Riforme, ammessi 19 voti segreti in Senato, no a "supercanguro"

ROMA (Reuters) - Nella prima giornata di voto sulle riforme costituzionali, il presidente del Senato Pietro Grasso ha in parte scontentato il governo, bocciando una proposta di modifica del Pd che puntava ad eliminare in un colpo solo tutti i 500.000 emendamenti al Ddl Boschi, con il cosiddetto “supercanguro”.

Grasso ha anche accettato 19 votazioni segrete sull‘articolo 1, quello relativo alle funzioni del Senato. I voti segreti sono un potenziale terreno minato per il governo a Palazzo Madama, dove gode di una maggioranza risicata, anche se per l‘approvazione delle riforme può contare sul sostegno di un gruppo di fuoriusciti di Forza Italia guidati da Denis Verdini.

Il presidente ha però consentito emendamenti solo al comma 5 dell‘articolo, cioè l‘unico comma su cui Senato e Camera hanno votato in modo difforme in prima lettura, facendo cadere le altre proposte di modifica.

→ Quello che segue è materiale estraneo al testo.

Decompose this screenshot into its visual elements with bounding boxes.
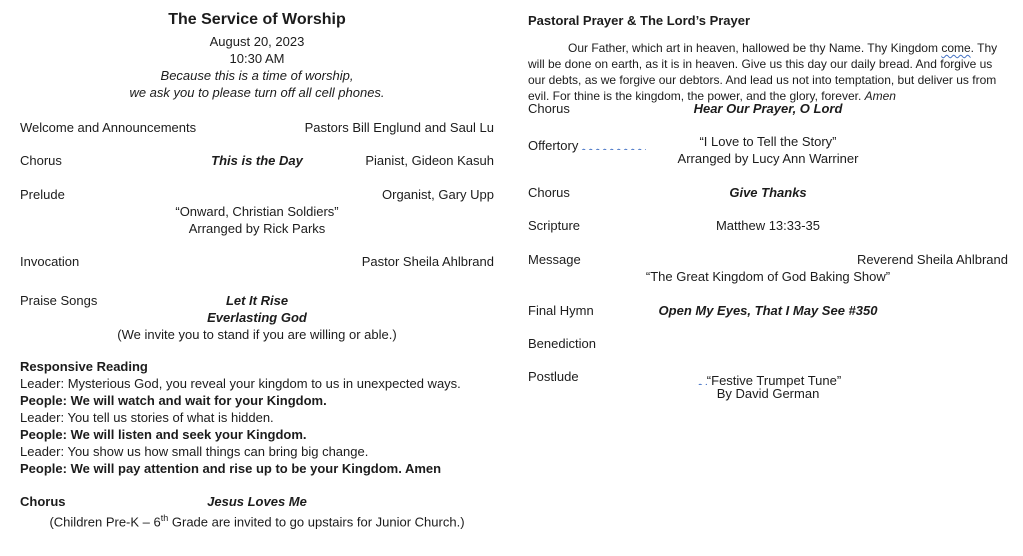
benediction-label: Benediction xyxy=(528,336,596,351)
chorus1-label: Chorus xyxy=(20,153,62,168)
right-chorus1-label: Chorus xyxy=(528,101,570,116)
scripture-row xyxy=(528,217,1008,234)
message-label: Message xyxy=(528,252,581,267)
praise-standing-note: (We invite you to stand if you are willing or able.) xyxy=(117,327,397,342)
service-time: 10:30 AM xyxy=(229,51,285,66)
chorus1-names: Pianist, Gideon Kasuh xyxy=(365,153,494,168)
invocation-row xyxy=(20,253,494,270)
right-column xyxy=(528,0,1008,556)
responsive-line-leader-3: Leader: You show us how small things can bring big change. xyxy=(20,444,369,459)
postlude-composer: By David German xyxy=(716,386,820,401)
invocation-label: Invocation xyxy=(20,254,80,269)
lords-prayer-amen: Amen xyxy=(864,89,896,103)
header-note-line2: we ask you to please turn off all cell phones. xyxy=(129,85,385,100)
junior-church-note-post: Grade are invited to go upstairs for Junior Church.) xyxy=(168,514,465,530)
final-hymn-title: Open My Eyes, That I May See #350 xyxy=(658,303,878,318)
message-row xyxy=(528,251,1008,268)
lords-prayer-after: . Thy will be done on earth, as it is in heaven. Give us this day our daily bread. And forgive us our debts, as we forgive our debtors. And lead us not into temptation, but deliver us from evil. For thine is the kingdom, the power, and the glory, forever. xyxy=(528,41,998,103)
right-chorus2-row xyxy=(528,184,1008,201)
welcome-label: Welcome and Announcements xyxy=(20,120,197,135)
postlude-row xyxy=(528,368,1008,388)
final-hymn-label: Final Hymn xyxy=(528,303,594,318)
prelude-arranger: Arranged by Rick Parks xyxy=(188,221,326,236)
junior-church-note-pre: (Children Pre-K – 6 xyxy=(49,514,161,530)
chorus2-song-title: Jesus Loves Me xyxy=(207,494,307,509)
invocation-names: Pastor Sheila Ahlbrand xyxy=(361,254,494,269)
lords-prayer-before: Our Father, which art in heaven, hallowed be thy Name. Thy Kingdom xyxy=(568,41,942,55)
responsive-line-leader-1: Leader: Mysterious God, you reveal your kingdom to us in unexpected ways. xyxy=(20,376,461,391)
welcome-names: Pastors Bill Englund and Saul Lu xyxy=(304,120,494,135)
right-chorus1-row xyxy=(528,100,1008,117)
message-names: Reverend Sheila Ahlbrand xyxy=(856,252,1008,267)
spellcheck-flagged-word: come xyxy=(941,41,971,55)
message-title: “The Great Kingdom of God Baking Show” xyxy=(645,269,891,284)
service-title: The Service of Worship xyxy=(168,11,346,28)
service-date: August 20, 2023 xyxy=(209,34,305,49)
final-hymn-row xyxy=(528,302,1008,319)
chorus2-row xyxy=(20,493,494,510)
offertory-arranger: Arranged by Lucy Ann Warriner xyxy=(677,151,859,166)
right-chorus1-song-title: Hear Our Prayer, O Lord xyxy=(693,101,843,116)
postlude-piece: “Festive Trumpet Tune” xyxy=(706,373,842,388)
scripture-reference: Matthew 13:33-35 xyxy=(715,218,821,233)
right-chorus2-label: Chorus xyxy=(528,185,570,200)
scripture-label: Scripture xyxy=(528,218,581,233)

Grasso (che ha detto no a un emendamento che prevedeva l‘eliminazione completa della camera alta del Parlamento, presentata da senatori renziani) ha anche dato l‘ok alla possibilità di presentare subemendamenti all‘articolo 2 del ddl, quello relativo al sistema di elezione del nuovo Senato.

Ciò significa che in aula potrà essere modificato l‘emendamento concordato tra maggioranza e minoranza Pd che prevede l‘elezione dei senatori sulla stessa scheda con cui i cittadini votano per i consigli regionali.